- Apache Spark 3.0.0+
- Docker
- SBT
The movie graph is built with JanusGraph (backed by Cassandra and ElasticSearch) running in Docker containers.
cd docker/janus
docker-compose up
Wait for the start up log lines to slow down. You should see a log line like this when it's ready:
[gremlin-server-boss-1] INFO org.apache.tinkerpop.gremlin.server.GremlinServer - Channel started at port 8182.

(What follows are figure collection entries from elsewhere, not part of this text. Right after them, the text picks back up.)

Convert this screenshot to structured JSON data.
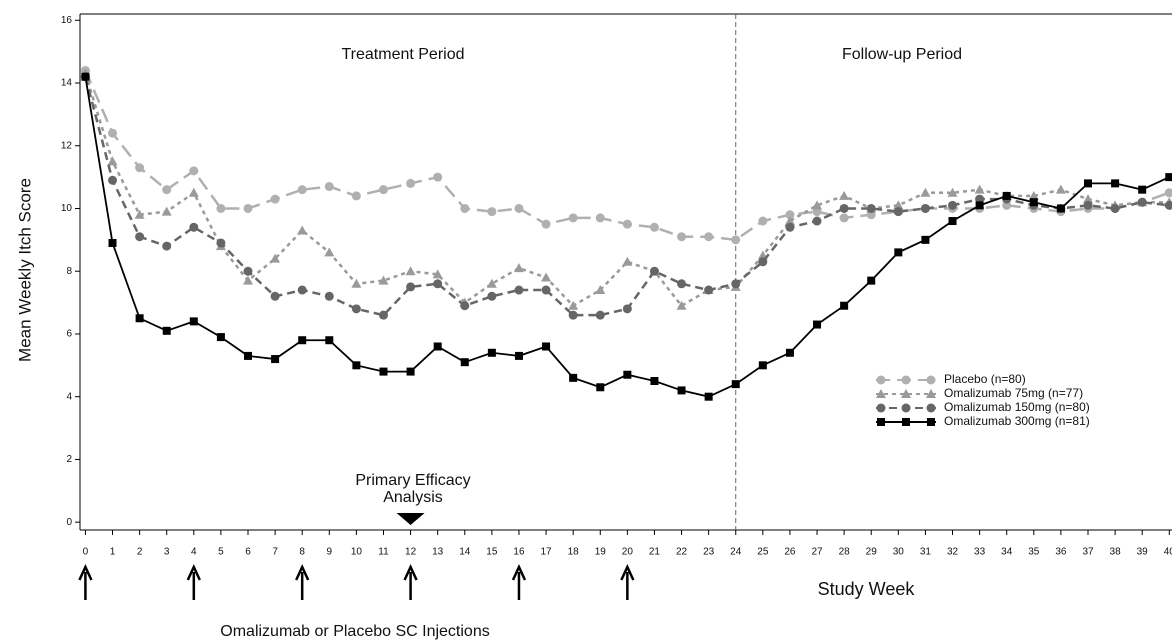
{
  "chart_data": {
    "type": "line",
    "y_label": "Mean Weekly Itch Score",
    "x_label": "Study Week",
    "annotations": {
      "treatment": "Treatment Period",
      "followup": "Follow-up Period",
      "primary": [
        "Primary Efficacy",
        "Analysis"
      ],
      "injections": "Omalizumab or Placebo SC Injections"
    },
    "period_divider": 24,
    "primary_analysis_week": 12,
    "injection_weeks": [
      0,
      4,
      8,
      12,
      16,
      20
    ],
    "x": [
      0,
      1,
      2,
      3,
      4,
      5,
      6,
      7,
      8,
      9,
      10,
      11,
      12,
      13,
      14,
      15,
      16,
      17,
      18,
      19,
      20,
      21,
      22,
      23,
      24,
      25,
      26,
      27,
      28,
      29,
      30,
      31,
      32,
      33,
      34,
      35,
      36,
      37,
      38,
      39,
      40
    ],
    "series": [
      {
        "name": "Placebo (n=80)",
        "color": "#b0b0b0",
        "dash": "14,7",
        "marker": "circle",
        "values": [
          14.4,
          12.4,
          11.3,
          10.6,
          11.2,
          10.0,
          10.0,
          10.3,
          10.6,
          10.7,
          10.4,
          10.6,
          10.8,
          11.0,
          10.0,
          9.9,
          10.0,
          9.5,
          9.7,
          9.7,
          9.5,
          9.4,
          9.1,
          9.1,
          9.0,
          9.6,
          9.8,
          9.9,
          9.7,
          9.8,
          9.9,
          10.0,
          10.0,
          10.0,
          10.1,
          10.0,
          9.9,
          10.0,
          10.0,
          10.2,
          10.5
        ]
      },
      {
        "name": "Omalizumab 75mg (n=77)",
        "color": "#9a9a9a",
        "dash": "4,4",
        "marker": "triangle",
        "values": [
          14.3,
          11.5,
          9.8,
          9.9,
          10.5,
          8.8,
          7.7,
          8.4,
          9.3,
          8.6,
          7.6,
          7.7,
          8.0,
          7.9,
          7.0,
          7.6,
          8.1,
          7.8,
          6.9,
          7.4,
          8.3,
          8.0,
          6.9,
          7.4,
          7.5,
          8.5,
          9.6,
          10.1,
          10.4,
          10.0,
          10.1,
          10.5,
          10.5,
          10.6,
          10.4,
          10.4,
          10.6,
          10.3,
          10.1,
          10.2,
          10.2
        ]
      },
      {
        "name": "Omalizumab 150mg (n=80)",
        "color": "#666666",
        "dash": "8,5",
        "marker": "circle",
        "values": [
          14.2,
          10.9,
          9.1,
          8.8,
          9.4,
          8.9,
          8.0,
          7.2,
          7.4,
          7.2,
          6.8,
          6.6,
          7.5,
          7.6,
          6.9,
          7.2,
          7.4,
          7.4,
          6.6,
          6.6,
          6.8,
          8.0,
          7.6,
          7.4,
          7.6,
          8.3,
          9.4,
          9.6,
          10.0,
          10.0,
          9.9,
          10.0,
          10.1,
          10.3,
          10.3,
          10.1,
          10.0,
          10.1,
          10.0,
          10.2,
          10.1
        ]
      },
      {
        "name": "Omalizumab 300mg (n=81)",
        "color": "#000000",
        "dash": "none",
        "marker": "square",
        "values": [
          14.2,
          8.9,
          6.5,
          6.1,
          6.4,
          5.9,
          5.3,
          5.2,
          5.8,
          5.8,
          5.0,
          4.8,
          4.8,
          5.6,
          5.1,
          5.4,
          5.3,
          5.6,
          4.6,
          4.3,
          4.7,
          4.5,
          4.2,
          4.0,
          4.4,
          5.0,
          5.4,
          6.3,
          6.9,
          7.7,
          8.6,
          9.0,
          9.6,
          10.1,
          10.4,
          10.2,
          10.0,
          10.8,
          10.8,
          10.6,
          11.0
        ]
      }
    ],
    "xlim": [
      -0.2,
      40.1
    ],
    "ylim": [
      -0.25,
      16.2
    ],
    "xticks": [
      0,
      1,
      2,
      3,
      4,
      5,
      6,
      7,
      8,
      9,
      10,
      11,
      12,
      13,
      14,
      15,
      16,
      17,
      18,
      19,
      20,
      21,
      22,
      23,
      24,
      25,
      26,
      27,
      28,
      29,
      30,
      31,
      32,
      33,
      34,
      35,
      36,
      37,
      38,
      39,
      40
    ],
    "yticks": [
      0,
      2,
      4,
      6,
      8,
      10,
      12,
      14,
      16
    ],
    "legend": "lower-right"
  }
}
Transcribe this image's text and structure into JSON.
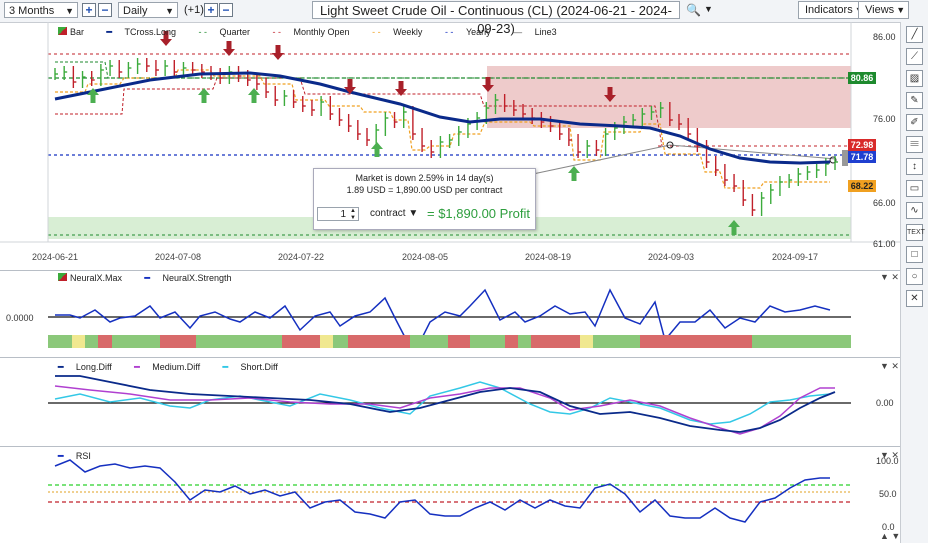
{
  "toolbar": {
    "range": "3 Months",
    "interval": "Daily",
    "offset": "(+1)",
    "title": "Light Sweet Crude Oil - Continuous (CL) (2024-06-21 - 2024-09-23)",
    "indicators": "Indicators",
    "views": "Views"
  },
  "legend": {
    "bar": "Bar",
    "tcross": "TCross.Long",
    "quarter": "Quarter",
    "monthly": "Monthly Open",
    "weekly": "Weekly",
    "yearly": "Yearly",
    "line3": "Line3"
  },
  "price_axis": [
    "86.00",
    "76.00",
    "66.00",
    "61.00"
  ],
  "price_badges": {
    "green": "80.86",
    "red": "72.98",
    "blue": "71.78",
    "orange": "68.22"
  },
  "dates": [
    "2024-06-21",
    "2024-07-08",
    "2024-07-22",
    "2024-08-05",
    "2024-08-19",
    "2024-09-03",
    "2024-09-17"
  ],
  "popup": {
    "line1": "Market is down 2.59% in 14 day(s)",
    "line2": "1.89 USD = 1,890.00 USD per contract",
    "qty": "1",
    "unit": "contract",
    "profit": "= $1,890.00 Profit"
  },
  "neural": {
    "max": "NeuralX.Max",
    "strength": "NeuralX.Strength",
    "axis": "0.0000"
  },
  "diff": {
    "long": "Long.Diff",
    "medium": "Medium.Diff",
    "short": "Short.Diff",
    "axis": "0.00"
  },
  "rsi": {
    "label": "RSI",
    "axis": [
      "100.0",
      "50.0",
      "0.0"
    ]
  },
  "colors": {
    "up": "#3cab3c",
    "down": "#c0202a",
    "tcross": "#0a2a8a",
    "weekly": "#f0a020"
  }
}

Open a new terminal window:
docker-compose -f docker-compose.yml run --rm -e GREMLIN_REMOTE_HOSTS=janusgraph janusgraph ./bin/gremlin.sh
Once the Gremlin console loads, paste in the contents of docker/janus/movielens-schema.groovy
.
There are 3 Spark jobs in the Scala package that load Movielens data into Janusgraph:
- LoadMovies - loads movie information from Movielens dataset
- LoadUserRatings - loads user ratings of movies
- LoadGenomeTags - loads Movielens genome tags and estimated tag relevance scores for each movie
And two (optional) jobs that load additional movie information from the OMDB API:
- FetchOmdbData - scrapes additional movie properties
- LoadOmdbProperties - loads additional movie properties
To run the OMDB jobs, you'll need an API key.
Depending on which parts of the Movielens dataset you're interested in, you can run more or less of the ETL jobs. First, build a JAR from scala/practicalrecs-janus-etl
with:
sbt assembly
Then, invoke each job with:
spark-submit --class org.karlhigley.practicalrecs_janus_etl.<JobClass> target/scala-2.12/practicalrecs-janus-etl-assembly-0.1.0-SNAPSHOT.jar </path/to/movielens/dataset>
(filling in the appropriate class name and dataset path.)